Jim Miles reviews Stein and Lang's Unexpected War. His summary of the book's themes is apt:
The Unexpected War - Canada in Kandahar. Janice Gross Stein and Eugene Lang. Viking Canada (Penguin), Toronto, 2007.Alas, even critical leftists are taken in by the self-promoting fantasies of the likes of Brzezinski. Miles is not alone, as Brzezinski's claim to have "knowingly increased the probability" of Soviet intervention appears to have been wholesaled by the entire internet.
... In The Unexpected War the authors Stein and Lang continually highlight two motifs: first, the degree of appeasement towards Americans by the Canadian government for its lack of commitment to Iraq and its lack of commitment to missile defence; second the obsequious manner in which the Canadian military tried to ingratiate itself to its American counterpart, wanting to prove itself with the big boys...

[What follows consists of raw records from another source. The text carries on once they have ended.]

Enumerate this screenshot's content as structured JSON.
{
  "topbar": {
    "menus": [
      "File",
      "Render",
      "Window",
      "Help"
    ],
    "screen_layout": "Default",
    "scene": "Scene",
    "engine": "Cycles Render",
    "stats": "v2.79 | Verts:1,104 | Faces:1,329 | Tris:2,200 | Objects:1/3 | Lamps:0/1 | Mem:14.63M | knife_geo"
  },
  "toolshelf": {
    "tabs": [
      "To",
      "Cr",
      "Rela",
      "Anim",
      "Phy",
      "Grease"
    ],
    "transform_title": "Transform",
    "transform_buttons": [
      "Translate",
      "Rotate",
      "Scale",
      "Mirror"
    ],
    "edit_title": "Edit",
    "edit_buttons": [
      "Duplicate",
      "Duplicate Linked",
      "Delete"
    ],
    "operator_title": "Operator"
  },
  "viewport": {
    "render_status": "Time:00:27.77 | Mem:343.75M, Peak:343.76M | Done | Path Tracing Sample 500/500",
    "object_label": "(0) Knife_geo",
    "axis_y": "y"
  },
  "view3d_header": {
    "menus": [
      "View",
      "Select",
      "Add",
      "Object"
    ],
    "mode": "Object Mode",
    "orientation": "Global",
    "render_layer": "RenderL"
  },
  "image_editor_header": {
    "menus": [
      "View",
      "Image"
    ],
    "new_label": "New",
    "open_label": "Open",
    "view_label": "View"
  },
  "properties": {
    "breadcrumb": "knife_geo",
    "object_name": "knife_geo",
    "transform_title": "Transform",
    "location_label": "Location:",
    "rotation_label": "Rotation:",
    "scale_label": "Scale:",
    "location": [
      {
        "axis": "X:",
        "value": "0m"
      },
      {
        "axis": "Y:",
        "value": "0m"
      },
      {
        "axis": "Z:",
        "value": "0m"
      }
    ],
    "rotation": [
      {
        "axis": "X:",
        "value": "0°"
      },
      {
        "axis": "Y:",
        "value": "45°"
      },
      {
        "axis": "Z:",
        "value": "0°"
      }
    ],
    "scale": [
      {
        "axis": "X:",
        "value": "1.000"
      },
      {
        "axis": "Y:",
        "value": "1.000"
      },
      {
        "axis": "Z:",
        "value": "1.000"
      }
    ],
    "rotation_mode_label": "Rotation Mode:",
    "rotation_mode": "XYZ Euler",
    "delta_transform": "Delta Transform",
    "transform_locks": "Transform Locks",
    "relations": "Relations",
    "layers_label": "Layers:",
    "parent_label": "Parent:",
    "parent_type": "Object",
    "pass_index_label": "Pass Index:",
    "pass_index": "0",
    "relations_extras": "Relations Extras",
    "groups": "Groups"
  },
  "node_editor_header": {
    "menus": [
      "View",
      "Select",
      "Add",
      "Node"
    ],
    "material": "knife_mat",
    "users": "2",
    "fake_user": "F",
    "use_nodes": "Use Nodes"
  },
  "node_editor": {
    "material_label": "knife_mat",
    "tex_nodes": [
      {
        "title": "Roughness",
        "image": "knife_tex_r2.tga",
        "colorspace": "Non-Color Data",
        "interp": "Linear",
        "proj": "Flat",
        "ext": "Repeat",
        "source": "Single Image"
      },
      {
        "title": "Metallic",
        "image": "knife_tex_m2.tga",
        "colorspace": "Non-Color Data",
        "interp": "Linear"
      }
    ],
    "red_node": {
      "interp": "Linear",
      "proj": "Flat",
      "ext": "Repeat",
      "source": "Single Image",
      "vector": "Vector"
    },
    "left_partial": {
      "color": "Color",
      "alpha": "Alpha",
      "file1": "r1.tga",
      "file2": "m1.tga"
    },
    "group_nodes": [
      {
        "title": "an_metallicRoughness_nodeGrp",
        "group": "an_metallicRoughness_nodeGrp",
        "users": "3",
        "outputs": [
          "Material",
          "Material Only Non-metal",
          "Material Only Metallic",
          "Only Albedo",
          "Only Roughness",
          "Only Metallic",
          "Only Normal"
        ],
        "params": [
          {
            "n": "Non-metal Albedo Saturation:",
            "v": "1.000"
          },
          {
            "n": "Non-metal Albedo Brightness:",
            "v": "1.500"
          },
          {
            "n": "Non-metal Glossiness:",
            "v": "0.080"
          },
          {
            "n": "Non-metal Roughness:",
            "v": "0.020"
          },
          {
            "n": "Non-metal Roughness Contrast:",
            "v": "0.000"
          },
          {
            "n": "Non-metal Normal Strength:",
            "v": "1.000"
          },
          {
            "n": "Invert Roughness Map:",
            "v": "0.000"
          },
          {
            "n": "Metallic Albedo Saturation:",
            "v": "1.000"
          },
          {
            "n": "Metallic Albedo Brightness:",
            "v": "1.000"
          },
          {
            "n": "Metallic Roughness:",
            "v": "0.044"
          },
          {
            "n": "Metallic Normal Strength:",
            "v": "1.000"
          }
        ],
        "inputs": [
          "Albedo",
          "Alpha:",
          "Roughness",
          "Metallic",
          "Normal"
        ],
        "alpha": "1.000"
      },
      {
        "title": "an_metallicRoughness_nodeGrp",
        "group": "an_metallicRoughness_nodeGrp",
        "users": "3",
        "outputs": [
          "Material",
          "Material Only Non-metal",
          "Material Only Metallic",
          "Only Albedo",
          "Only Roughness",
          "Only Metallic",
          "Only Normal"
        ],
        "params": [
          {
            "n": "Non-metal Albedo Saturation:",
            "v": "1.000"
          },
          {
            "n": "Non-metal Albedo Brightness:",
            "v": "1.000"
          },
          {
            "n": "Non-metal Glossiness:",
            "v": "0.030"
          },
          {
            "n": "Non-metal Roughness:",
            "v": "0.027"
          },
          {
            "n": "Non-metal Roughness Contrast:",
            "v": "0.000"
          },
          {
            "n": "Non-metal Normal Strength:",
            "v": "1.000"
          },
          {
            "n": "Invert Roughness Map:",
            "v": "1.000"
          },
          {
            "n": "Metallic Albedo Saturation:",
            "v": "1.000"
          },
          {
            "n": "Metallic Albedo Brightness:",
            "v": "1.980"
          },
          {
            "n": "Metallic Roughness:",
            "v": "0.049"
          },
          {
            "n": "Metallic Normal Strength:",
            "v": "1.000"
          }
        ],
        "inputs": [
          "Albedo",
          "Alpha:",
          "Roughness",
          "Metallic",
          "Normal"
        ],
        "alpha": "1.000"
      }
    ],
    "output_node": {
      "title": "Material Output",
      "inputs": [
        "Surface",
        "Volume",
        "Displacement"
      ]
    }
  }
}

The authors do provide a reasonable if brief background to the situation in Afghanistan, starting with the Russian invasion - perhaps one could call it assistance as the Americans tend to do for their client states. No mention is made however of the Brzezinski comments about having the CIA operate within Afghanistan prior to this date to create a more destabilized situation that would draw the Soviets in. ... (link)
Specialists, however, are skeptical of Brzezinski's claims. He is, after all, a major political actor (expected to get a plum position in an Obama administration) and with the Nouvel Observateur interview managed to take credit for the downfall of the Soviet empire. So his claims merit some fact-checking.
Some background: Nur Muhammad Taraki's Afghan communist regime was highly unpopular, at least in rural areas where a heavy modernizing hand, which included forced education and land reform, induced strong reactions. By March of 1979, less than a year after Taraki took power, a revolt led by current government minister Ismail Khan broke out in Herat province, a province next to Iran, which was then in the throes of an Islamist revolution. At this point, the Russians had not yet committed to defend Taraki's regime with significant troops and were reluctant to do so. Instead, the Soviets advised Taraki to soften his stance on Islam to curb the revolt, to no avail.
At that point, the Carter administration at least twice considered the possibility of providing military support to the rebels, who were then receiving low-level aid from the Zia government of Pakistan. Finally, on July 3, 1979 the US opted to provide supplies and money via Pakistan for the rebels, but no arms.
In his book Ghost Wars, Washinton Post reporter Steve Coll takes a serious look at Brzezinski's claims:
[In the 1998 French interview] Brzezinski implied that the had slyly lured the Soviets into a trap in Afghanistan. But his contemporary memos... show no hint of satisfaction that the Soviets had taken some sort of bait... [A]ny claim that Brzezinski lured the Soviets into Afghanistan warrants deep skepticism. (Ghost Wars, p. 581, n17.)